Wandering outside in daylight the following morning showed a shelter that was buckled and squeezed lengthways and a crater, from which I was told to keep away, centred a few yards from it at the bottom of the lawn. Had Miss Smith been with us there would have been injuries; fortunately there were none. Only shock, I suppose, which was ignored, and a few scratches occasioned by the rescue from the soil that had covered us.

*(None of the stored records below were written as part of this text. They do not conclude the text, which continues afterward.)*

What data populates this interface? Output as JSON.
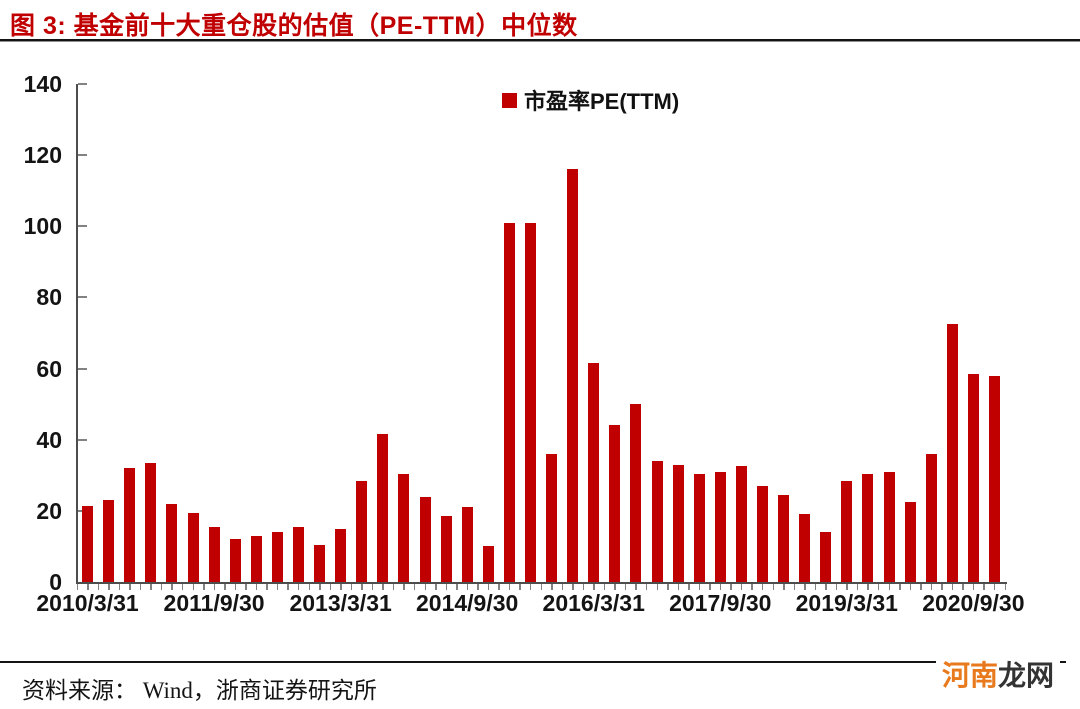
{
  "title": "图 3: 基金前十大重仓股的估值（PE-TTM）中位数",
  "legend": {
    "label": "市盈率PE(TTM)"
  },
  "footer": {
    "source": "资料来源： Wind，浙商证券研究所"
  },
  "watermark": {
    "part1": "河南",
    "part2": "龙网",
    "color1": "#e87a1d",
    "color2": "#333333"
  },
  "colors": {
    "bar": "#c00000",
    "title": "#c00000",
    "axis_line": "#4d4d4d",
    "tick": "#828282",
    "label_text": "#141414"
  },
  "chart_data": {
    "type": "bar",
    "title": "图 3: 基金前十大重仓股的估值（PE-TTM）中位数",
    "series_name": "市盈率PE(TTM)",
    "categories": [
      "2010/3/31",
      "2010/6/30",
      "2010/9/30",
      "2010/12/31",
      "2011/3/31",
      "2011/6/30",
      "2011/9/30",
      "2011/12/31",
      "2012/3/31",
      "2012/6/30",
      "2012/9/30",
      "2012/12/31",
      "2013/3/31",
      "2013/6/30",
      "2013/9/30",
      "2013/12/31",
      "2014/3/31",
      "2014/6/30",
      "2014/9/30",
      "2014/12/31",
      "2015/3/31",
      "2015/6/30",
      "2015/9/30",
      "2015/12/31",
      "2016/3/31",
      "2016/6/30",
      "2016/9/30",
      "2016/12/31",
      "2017/3/31",
      "2017/6/30",
      "2017/9/30",
      "2017/12/31",
      "2018/3/31",
      "2018/6/30",
      "2018/9/30",
      "2018/12/31",
      "2019/3/31",
      "2019/6/30",
      "2019/9/30",
      "2019/12/31",
      "2020/3/31",
      "2020/6/30",
      "2020/9/30",
      "2020/12/31"
    ],
    "values": [
      21.5,
      23,
      32,
      33.5,
      22,
      19.5,
      15.5,
      12,
      13,
      14,
      15.5,
      10.5,
      15,
      28.5,
      41.5,
      30.5,
      24,
      18.5,
      21,
      10,
      101,
      101,
      36,
      116,
      61.5,
      44,
      50,
      34,
      33,
      30.5,
      31,
      32.5,
      27,
      24.5,
      19,
      14,
      28.5,
      30.5,
      31,
      22.5,
      36,
      72.5,
      58.5,
      58
    ],
    "xlabel": "",
    "ylabel": "",
    "ylim": [
      0,
      140
    ],
    "y_ticks": [
      0,
      20,
      40,
      60,
      80,
      100,
      120,
      140
    ],
    "y_tick_labels": [
      "0",
      "20",
      "40",
      "60",
      "80",
      "100",
      "120",
      "140"
    ],
    "x_tick_label_indices": [
      0,
      6,
      12,
      18,
      24,
      30,
      36,
      42
    ],
    "x_tick_labels": [
      "2010/3/31",
      "2011/9/30",
      "2013/3/31",
      "2014/9/30",
      "2016/3/31",
      "2017/9/30",
      "2019/3/31",
      "2020/9/30"
    ],
    "grid": false,
    "legend_position": "top-center",
    "bar_color": "#c00000"
  }
}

When Dad was a boy he had been looked after by his older sister, Ada, and it was to her that he turned for help. Not for himself, but for me, who it was thought should be evacuated to a safer part of the country; Leeds. While Mother was no doubt packing clothes for my intended life in a new home, Dad managed to send Aunt Ada a telegram: “Bombed. Bringing Arthur” What the reaction was to that I never learnt; I can only guess that during that Saturday arrangements were being made, not by phone, as this means of communication was not a commonplace feature of the home then, but in all probability by cross town visits, made either by tram or by use of Uncle Harry's meagre petrol ration. We left Fenton Road, which I was never to see again, in the late morning and were able to find a bus service that took us through the damaged streets to New Street Station for a rail journey to the north. Bomb damage to the system required the route to be via Manchester, where it was dark when we arrived, to change there and join a more normally scheduled train to Leeds. On the Sunday my parents returned to Birmingham and I was taken across Leeds to Aunt Lena, with whom it was intended I should live, at Bramley.

 

Although the house, astonishingly, was totally undamaged by the explosion, Dad must have felt it preferable to leave unhappy memories behind and on 20th April 1941 bought a bungalow in Shirley for £350. This is where I came home to after a five month stay in Leeds with my aunt.  A lot more bombing!